For more than three decades the Yukon Native Learning Centre (YNLC) has been gathering lessons and stories meant to be teaching tools for those wanting to learn Yukon’s Indigenous languages.
The collection runs to more than 10,000 pages, but until recently the only way for language teachers to find information to use in class was to search the lessons manually.
“It was a big challenge to search through everything, if you were looking for one word or one topic … (you’d) have to look through all of the print resources that were available for that language which could be thousands of pages,” said Krista Dempster, who works at the centre as a language curriculum developer.
The resources were only available in Whitehorse or could be ordered and paid for by teachers in the communities.

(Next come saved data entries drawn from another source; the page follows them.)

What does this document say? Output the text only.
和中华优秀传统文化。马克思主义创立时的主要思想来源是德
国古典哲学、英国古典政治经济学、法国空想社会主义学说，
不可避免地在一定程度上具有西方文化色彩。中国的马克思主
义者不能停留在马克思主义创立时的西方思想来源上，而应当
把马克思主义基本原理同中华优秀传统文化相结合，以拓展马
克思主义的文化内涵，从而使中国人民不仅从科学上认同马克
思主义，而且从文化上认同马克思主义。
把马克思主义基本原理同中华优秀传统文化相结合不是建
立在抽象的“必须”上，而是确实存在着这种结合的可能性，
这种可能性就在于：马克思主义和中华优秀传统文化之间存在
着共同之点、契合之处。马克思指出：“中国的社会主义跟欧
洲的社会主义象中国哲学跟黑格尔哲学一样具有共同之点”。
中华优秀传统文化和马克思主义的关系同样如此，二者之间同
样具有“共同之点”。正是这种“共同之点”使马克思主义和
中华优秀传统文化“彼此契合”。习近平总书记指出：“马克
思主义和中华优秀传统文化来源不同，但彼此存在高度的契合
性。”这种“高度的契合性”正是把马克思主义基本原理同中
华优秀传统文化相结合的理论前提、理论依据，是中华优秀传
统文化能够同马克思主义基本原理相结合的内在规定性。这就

Now those thousands of pages are available online for free. Each of the eight recognized Indigenous languages of the Yukon — Gwich’in, Han, Upper Tanana, Northern Tutchone, Southern Tutchone, Kaska, Tagish and Tlingit — have their own section online and every document is searchable if teachers want to look up a specific phrase or topic.
In January of this year the Council of Yukon First Nations (CYFN) took over control of the centre from the Government of Yukon.
The territorial government trained some new teachers but the main focus was “mostly preservation and documentation,” Dempster said.
When CYFN took over that mandate changed.
“Now the new mandate is focused on creating new speakers, creating new generations of speakers that can teach their children the language in the home,” Dempster said. “And in order for that to happen we need teachers and we need access to resources.”
To digitize the collection, YNLC worked with the Yukon Department of Education’s First Nations programs and partnerships (FNPP) unit and Carleton University.
“Making Yukon First Nations language resources readily available will significantly increase the potential for language revitalization. It is a major step toward the collective goal of increasing the number of First Nations language speakers in the Yukon,” CYFN Grand Chief Peter Johnson said in a statement.
Next, Dempster said, the centre will be digitizing the audio it has that goes along with the written lessons.
“Those CDs are now being put into a program so we can export them as media files so that they can be put online and be searchable,” she said.
“That will make a huge difference…. Somebody can print the language lesson booklet but if you don’t know how to say it, or what the words sound like, it’s really difficult”
Plans are also in the works to create full curriculums to teach the eight different languages.
“Whether it be for the K-12 program or community language programs or adult immersion programs, there’s never been a curriculum,” Dempster said.
Instead individual teachers were left to come up with their own methods of teaching, she said.
The new curriculums will have lessons for people from beginners to those closer to fluency. What’s currently available doesn’t offer much beyond a beginner’s level, she said.
“That’s the focus of YNLC right now, is to get that curriculum out there so that we can begin creating new resources that match up with each proficiency level.”
The resources the centre has have been online for a few weeks. Dempster said she’s already hearing positive feedback, especially from teachers.
“They know how difficult it has been to try and come up with or find content to use,” she said.
She said staff at the centre have been working on getting the news out that the resources are available. Hard copies of all of the material is laid out at the centre located at Yukon College.
“It was part of that goal of getting things out there and letting people have this material at their finger tips because it was never available before,” Dempster said.
People can find the online versions of the documents on YNLC’s website, ynlc.ca, by clicking “languages” in the menu.